We are testing this internally.
Will provide more info to you later.

Thanks.

Yes please. It would be quite urgent because of internal deadlines.

Hi,

We can build nanosam on JetPack 6.2 successfully.
Please find below for the steps:

jetson-containers

$ git clone https://github.com/dusty-nv/jetson-containers
$ cd jetson-containers/ && git checkout 3631c5c && cd ../
$ bash jetson-containers/install.sh

Build

$ docker pull dustynv/nanosam:r36.2.0
$ docker cp $(docker create --name tmp dustynv/nanosam:r36.2.0):/opt/nanosam/data/resnet18_image_encoder.onnx ./resnet18_image_encoder.onnx && docker rm tmp
$ cp resnet18_image_encoder.onnx jetson-containers/packages/vit/nanosam/

Apply below change:

diff --git a/packages/vit/nanosam/Dockerfile b/packages/vit/nanosam/Dockerfile
index 673fb733..2dc5e73a 100644
--- a/packages/vit/nanosam/Dockerfile
+++ b/packages/vit/nanosam/Dockerfile
@@ -47,11 +47,8 @@ RUN cd /opt/nanosam && \
         --maxShapes=point_coords:1x10x2,point_labels:1x10
 
 # 4. Build the TensorRT engine for the NanoSAM image encoder
-RUN pip3 install gdown && \
-    cd /opt/nanosam/data/ && \
-    gdown https://drive.google.com/uc?id=14-SsvoaTl-esC3JOzomHDnI9OGgdO2OR && \
-    ls -lh && \
-    cd /opt/nanosam/ && \
+COPY resnet18_image_encoder.onnx /opt/nanosam/data
+RUN cd /opt/nanosam/ && \
     /usr/src/tensorrt/bin/trtexec \
         --onnx=data/resnet18_image_encoder.onnx \
         --saveEngine=data/resnet18_image_encoder.engine \
$ jetson-containers build nanosam
-- Done building container nanosam:r36.4.3

Verify

$ sudo docker run -it --rm nanosam:r36.4.3
# cd /opt/nanosam/
# python3 examples/basic_usage.py --image_encoder="data/resnet18_image_encoder.engine" --mask_decoder="data/mobile_sam_mask_decoder.engine"

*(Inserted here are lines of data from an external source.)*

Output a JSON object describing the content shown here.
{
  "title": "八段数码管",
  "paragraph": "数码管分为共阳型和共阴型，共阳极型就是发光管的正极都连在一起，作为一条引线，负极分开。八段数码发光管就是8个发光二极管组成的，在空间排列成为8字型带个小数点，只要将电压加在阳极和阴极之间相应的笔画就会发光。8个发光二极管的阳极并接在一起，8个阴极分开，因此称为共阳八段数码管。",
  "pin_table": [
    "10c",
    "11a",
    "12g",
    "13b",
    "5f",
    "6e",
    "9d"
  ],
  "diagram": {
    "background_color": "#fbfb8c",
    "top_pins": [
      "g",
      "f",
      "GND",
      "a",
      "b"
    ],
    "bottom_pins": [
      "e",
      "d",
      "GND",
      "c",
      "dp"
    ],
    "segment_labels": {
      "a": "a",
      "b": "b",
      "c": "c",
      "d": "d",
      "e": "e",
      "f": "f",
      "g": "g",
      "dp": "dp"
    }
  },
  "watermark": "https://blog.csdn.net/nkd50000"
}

Then the result can be found in the /opt/nanosam/data/basic_usage_out.jpg.

Thanks.

Thank you for the instructions but it was still not working.

The problem was the build of the torch2trt container. The default docker runtime was not set correctly, similar to here.

Changed the /etc/docker/daemon.json to

{
 "default-runtime": "nvidia",
  "runtimes": {
     "nvidia": {
         "path": "/usr/bin/nvidia-container-runtime",
         "runtimeArgs": []
     }
 }

}

then it was working.

Hi,

After the change, are you able to run the NanoSAM container on your environment?
Thanks

Yes, both changes were necessary. The Dockerfile change and the daemon.json change.